Tuesday, 23 May 2000
Dáil Eireann Debate
210. Mr. N. Ahern asked the Minister for Health and Children if there is any appeal system or flexibility for persons who are issued with invoices for hospital stays and are just above the income guidelines for medical cards and cannot pay; the person or body in the Dublin area who deals with such requests; and the specific criteria for people who can expect help. [14437/00]
Minister for Health and Children (Mr. Martin): The determination of eligibility for medical cards is the responsibility of the chief executive officer of the appropriate health board. I have, therefore, referred the question to the regional chief executive officer of the Eastern Regional Health Authority and have asked him to reply directly to the Deputy.
211. Mr. N. Ahern asked the Minister for Health and Children the facilities or services provided free to parents of young children; if he will introduce free general practitioner or medical cards for all children up to (i) one year and (ii) two years in view of the high level of medical care for babies; if he will cost such a suggestion; and if he will make a statement on the matter. [14438/00]
Minister for Health and Children (Mr. Martin): Entitlement to health services in Ireland is primarily based on means. Under the Health Act, 1970, determination of eligibility for medical cards is the responsibility of the chief executive officer of the appropriate health board. Medical cards are issued to persons who, in the opinion of the chief executive officer are unable to provide general practitioner, medical and surgical services for themselves and their dependants without undue hardship.
Income guidelines have been drawn up by the chief executive officers to assist in the determination of a person's eligibility and these guidelines are revised annually in line with the consumer price index. However, the guidelines are not statutorily binding and even though a person's income exceeds the guidelines, a medical card may still be awarded if the chief executive officer considers that his-her medical needs would justify this. Medical cards may also be awarded to individual family members on this basis.

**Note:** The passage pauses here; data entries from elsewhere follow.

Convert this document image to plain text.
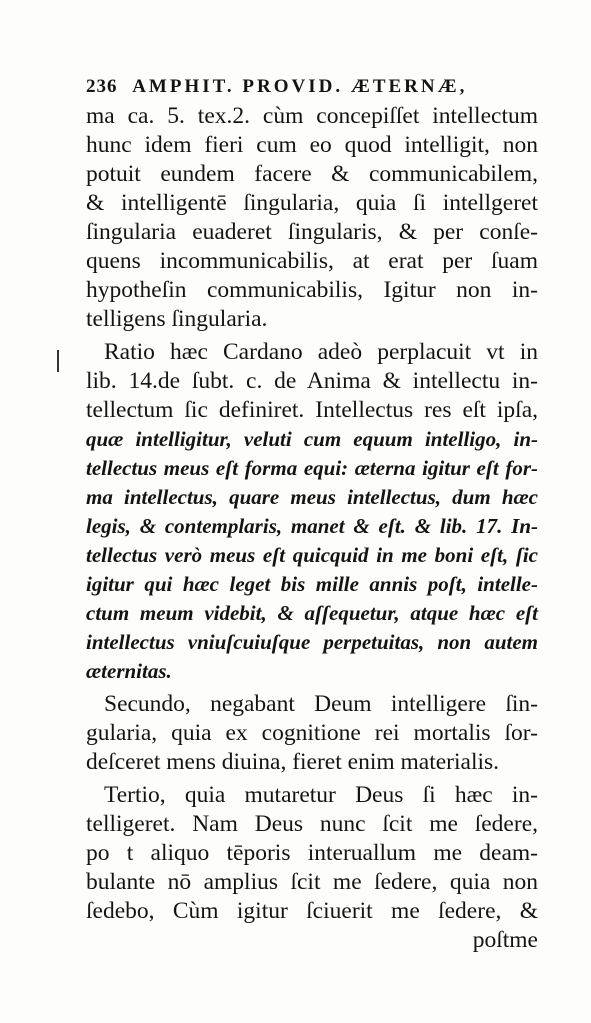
236 AMPHIT. PROVID. ÆTERNÆ,
ma ca. 5. tex.2. cùm concepiſſet intellectum
hunc idem fieri cum eo quod intelligit, non
potuit eundem facere & communicabilem,
& intelligentē ſingularia, quia ſi intellgeret
ſingularia euaderet ſingularis, & per conſe-
quens incommunicabilis, at erat per ſuam
hypotheſin communicabilis, Igitur non in-
telligens ſingularia.
Ratio hæc Cardano adeò perplacuit vt in
lib. 14.de ſubt. c. de Anima & intellectu in-
tellectum ſic definiret. Intellectus res eſt ipſa,
quæ intelligitur, veluti cum equum intelligo, in-
tellectus meus eſt forma equi: æterna igitur eſt for-
ma intellectus, quare meus intellectus, dum hæc
legis, & contemplaris, manet & eſt. & lib. 17. In-
tellectus verò meus eſt quicquid in me boni eſt, ſic
igitur qui hæc leget bis mille annis poſt, intelle-
ctum meum videbit, & aſſequetur, atque hæc eſt
intellectus vniuſcuiuſque perpetuitas, non autem
æternitas.
Secundo, negabant Deum intelligere ſin-
gularia, quia ex cognitione rei mortalis ſor-
deſceret mens diuina, fieret enim materialis.
Tertio, quia mutaretur Deus ſi hæc in-
telligeret. Nam Deus nunc ſcit me ſedere,
po t aliquo tēporis interuallum me deam-
bulante nō amplius ſcit me ſedere, quia non
ſedebo, Cùm igitur ſciuerit me ſedere, &
poſtme
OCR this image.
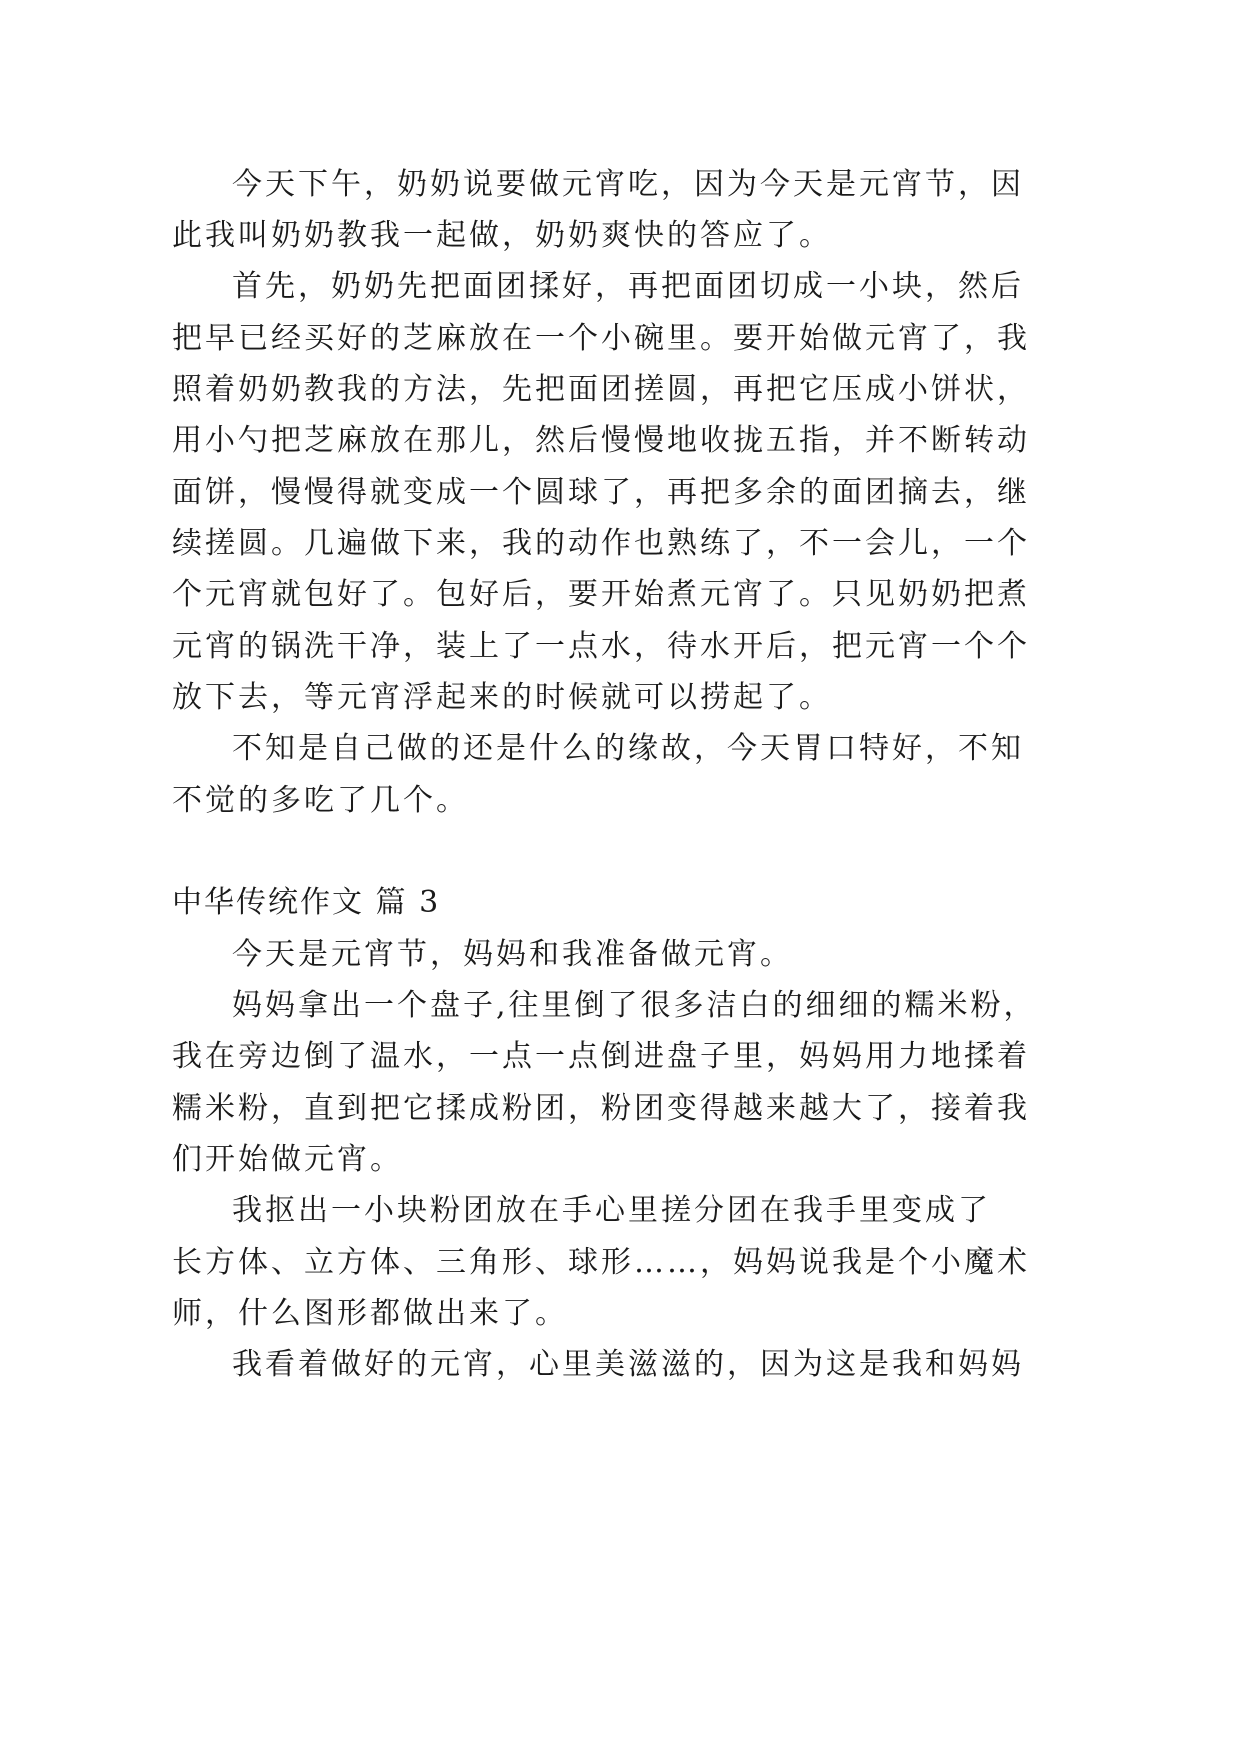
今天下午，奶奶说要做元宵吃，因为今天是元宵节，因
此我叫奶奶教我一起做，奶奶爽快的答应了。
首先，奶奶先把面团揉好，再把面团切成一小块，然后
把早已经买好的芝麻放在一个小碗里。要开始做元宵了，我
照着奶奶教我的方法，先把面团搓圆，再把它压成小饼状，
用小勺把芝麻放在那儿，然后慢慢地收拢五指，并不断转动
面饼，慢慢得就变成一个圆球了，再把多余的面团摘去，继
续搓圆。几遍做下来，我的动作也熟练了，不一会儿，一个
个元宵就包好了。包好后，要开始煮元宵了。只见奶奶把煮
元宵的锅洗干净，装上了一点水，待水开后，把元宵一个个
放下去，等元宵浮起来的时候就可以捞起了。
不知是自己做的还是什么的缘故，今天胃口特好，不知
不觉的多吃了几个。
中华传统作文 篇 3
今天是元宵节，妈妈和我准备做元宵。
妈妈拿出一个盘子,往里倒了很多洁白的细细的糯米粉，
我在旁边倒了温水，一点一点倒进盘子里，妈妈用力地揉着
糯米粉，直到把它揉成粉团，粉团变得越来越大了，接着我
们开始做元宵。
我抠出一小块粉团放在手心里搓分团在我手里变成了
长方体、立方体、三角形、球形……，妈妈说我是个小魔术
师，什么图形都做出来了。
我看着做好的元宵，心里美滋滋的，因为这是我和妈妈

In view of this special provision, I do not feel it justifiable, nor did previous Governments on health policy grounds, to extend an automatic entitlement to a medical card to any specific group without any reference to their means or in the case of children, to their parents' means as a general rule. It is, of course, open to all persons to apply to the chief executive officer of the appropriate health board for health services if they are unable to provide these services for themselves or their dependants without hardship.
The Deputy will be aware that the Programme for Prosperity and Fairness refers to the fact that health board chief executive officers are examining the operation of the medical card scheme and will consult with the social partners by the end of 2000. Particular emphasis will be placed on the needs of families with children, and on removing  anomalies and barriers to take-up, including information deficits.